Who tied the knot that killed Lucia Vega Jimenez?

42-year-old Mexican immigrant Lucia Vega Jimenez died on December 28, 2013. On December 20, she was found hanging from a shower stall in the `immigration holding center’ at the Vancouver airport. Apparently, she had been hanging, without oxygen, for at least 40 minutes, before she was cut down and sent to hospital. Who tied the knot? Canada. The global system of `immigrant detention’. Everyone.

Everything about Lucia Vega Jimenez’s story is familiar. And it doesn’t end with her death.

In 2010, Jimenez had applied for asylum in Canada, was rejected and deported. She returned to Canada in the Spring of 2013, got a job, off the books, as a hotel cleaner, kept her head down and her nose to the grindstone. Described by a friend as a `ghost’ in Vancouver, Jimenez worked and saved money to send home to her ailing mother, sister and her sister’s three children. In late December, she was picked up for not paying bus fare, and then was flipped over to `the authorities.’ They shuttled her off to jail, and then to the holding cell, a private facility in the basement of the airport, and there she ended her life. While in detention, the money she’d saved `disappeared.’

The CBSA did not release any information for almost a month, and the `information’ has been obstructionist and opaque. So, the world asks questions.

A reporter asked: “How often were detainees checked? Were those checks visual inspections? Were there cameras monitoring the cells? Does the CBSA put out press releases at the death of a detainee (which has happened several times in the past), and is there legislation that bounds the agency to announce the death of a detainee? What is the CBSA policy regarding visitors to the YVR [Vancouver International Airport] holding center? Are lawyers, family, friends, John Howard Society, religious counsel, etc. allowed in?”

No answer was forthcoming.

Friends and advocates want to know what happened. Why did no one see Lucia Vega Jimenez for at least 40 some minutes? The Mexican government wants to know what happens to its citizens in `holding centers’. The Mexican Consul-General, Claudia Franco Hijuelos, has a particular interest: “She was fearful of going back to Mexico – not to the country, but specifically to some domestic situation that she might face. That is why we provided some options for her of transition houses where she might be housed. She considered the options and she chose one of those options. Everything was set for her to fly directly to that city in Mexico where the transition house would receive her.” According to the Consul-General, Vega “seemed to be accepting the situation.”

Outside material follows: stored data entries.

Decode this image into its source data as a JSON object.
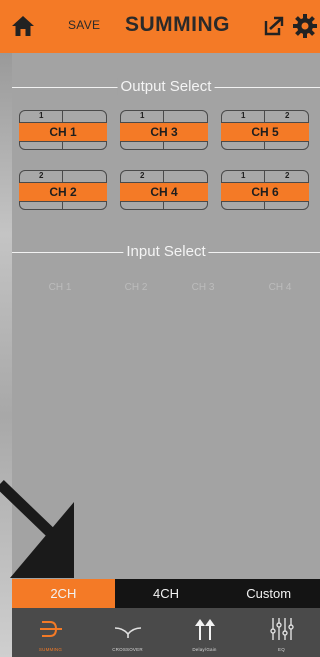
{
  "header": {
    "save_label": "SAVE",
    "title": "SUMMING",
    "accent_color": "#f47a26"
  },
  "output_select": {
    "label": "Output Select",
    "channels": [
      {
        "label": "CH 1",
        "top_left": "1",
        "top_right": ""
      },
      {
        "label": "CH 3",
        "top_left": "1",
        "top_right": ""
      },
      {
        "label": "CH 5",
        "top_left": "1",
        "top_right": "2"
      },
      {
        "label": "CH 2",
        "top_left": "2",
        "top_right": ""
      },
      {
        "label": "CH 4",
        "top_left": "2",
        "top_right": ""
      },
      {
        "label": "CH 6",
        "top_left": "1",
        "top_right": "2"
      }
    ]
  },
  "input_select": {
    "label": "Input Select",
    "channels": [
      "CH 1",
      "CH 2",
      "CH 3",
      "CH 4"
    ]
  },
  "mode_tabs": [
    {
      "label": "2CH",
      "active": true
    },
    {
      "label": "4CH",
      "active": false
    },
    {
      "label": "Custom",
      "active": false
    }
  ],
  "bottom_nav": [
    {
      "label": "SUMMING",
      "icon": "summing-icon",
      "active": true
    },
    {
      "label": "CROSSOVER",
      "icon": "crossover-icon",
      "active": false
    },
    {
      "label": "Delay/Gain",
      "icon": "delay-gain-icon",
      "active": false
    },
    {
      "label": "EQ",
      "icon": "eq-icon",
      "active": false
    }
  ]
}
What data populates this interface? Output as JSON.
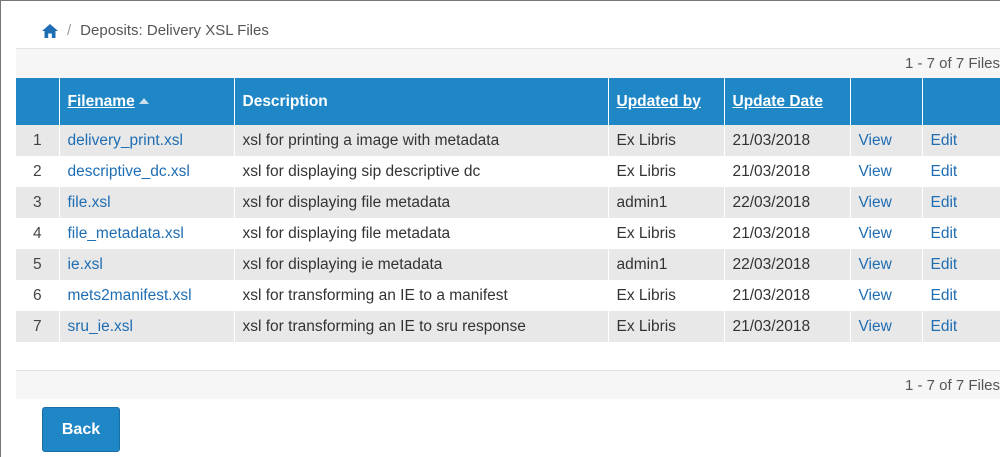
{
  "breadcrumb": {
    "separator": "/",
    "title": "Deposits: Delivery XSL Files"
  },
  "pager": {
    "text": "1 - 7 of 7 Files"
  },
  "table": {
    "columns": [
      "Filename",
      "Description",
      "Updated by",
      "Update Date",
      "",
      ""
    ],
    "rows": [
      {
        "num": "1",
        "filename": "delivery_print.xsl",
        "description": "xsl for printing a image with metadata",
        "updated_by": "Ex Libris",
        "date": "21/03/2018",
        "view": "View",
        "edit": "Edit"
      },
      {
        "num": "2",
        "filename": "descriptive_dc.xsl",
        "description": "xsl for displaying sip descriptive dc",
        "updated_by": "Ex Libris",
        "date": "21/03/2018",
        "view": "View",
        "edit": "Edit"
      },
      {
        "num": "3",
        "filename": "file.xsl",
        "description": "xsl for displaying file metadata",
        "updated_by": "admin1",
        "date": "22/03/2018",
        "view": "View",
        "edit": "Edit"
      },
      {
        "num": "4",
        "filename": "file_metadata.xsl",
        "description": "xsl for displaying file metadata",
        "updated_by": "Ex Libris",
        "date": "21/03/2018",
        "view": "View",
        "edit": "Edit"
      },
      {
        "num": "5",
        "filename": "ie.xsl",
        "description": "xsl for displaying ie metadata",
        "updated_by": "admin1",
        "date": "22/03/2018",
        "view": "View",
        "edit": "Edit"
      },
      {
        "num": "6",
        "filename": "mets2manifest.xsl",
        "description": "xsl for transforming an IE to a manifest",
        "updated_by": "Ex Libris",
        "date": "21/03/2018",
        "view": "View",
        "edit": "Edit"
      },
      {
        "num": "7",
        "filename": "sru_ie.xsl",
        "description": "xsl for transforming an IE to sru response",
        "updated_by": "Ex Libris",
        "date": "21/03/2018",
        "view": "View",
        "edit": "Edit"
      }
    ]
  },
  "actions": {
    "back_label": "Back"
  },
  "colors": {
    "header_blue": "#1f87c6",
    "link_blue": "#1f6db3",
    "row_alt": "#e8e8e8"
  }
}
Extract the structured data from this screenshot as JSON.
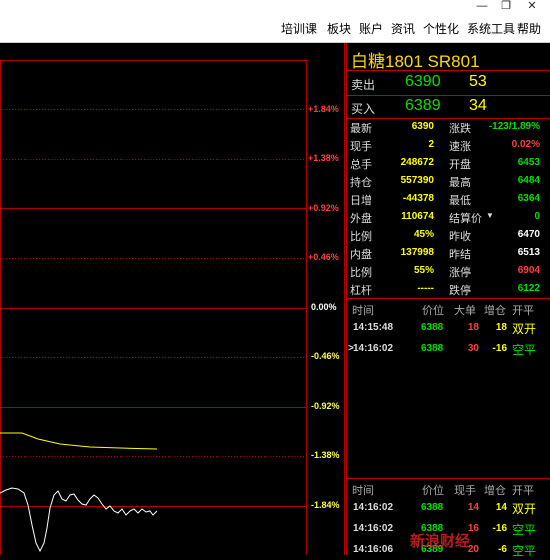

What happened? The questions of time – how long it took to find Vega, how long it took to `report’ her death – are part and parcel of the structure of gendered indignity for immigrant women. Four years ago, a study on health, access to services and working conditions for undocumented migrants in Canada noted: “The effects of being non-status are invariably gendered. Non-status women have been noted to be extremely vulnerable to poverty, unemployment, poor and unstable living conditions, danger, exploitation, abuse, and high risk or complications during pregnancy. Lack of status limits women’s ability to access information, seek social assistance, counseling or health care, which contributes to their reliance on unsafe and underground employment or informal networks to obtain housing … Generally, non-status women have also been noted to experience more language barriers, social isolation, and fear, in addition to lack of control over partner abuse and the effects of this on their children. In relation to policies, regularization programs and other immigration policies have been noted to reinforce dominant power relations that consequently subjugate women as dependents of their opposite sex partners.”

Lucia Vega Jimenez lived, and died, the life of the undocumented women immigrant. Precarious doesn’t begin to cover it. But she persevered. And the State? The State chose to “reinforce dominant power … that subjugates women.”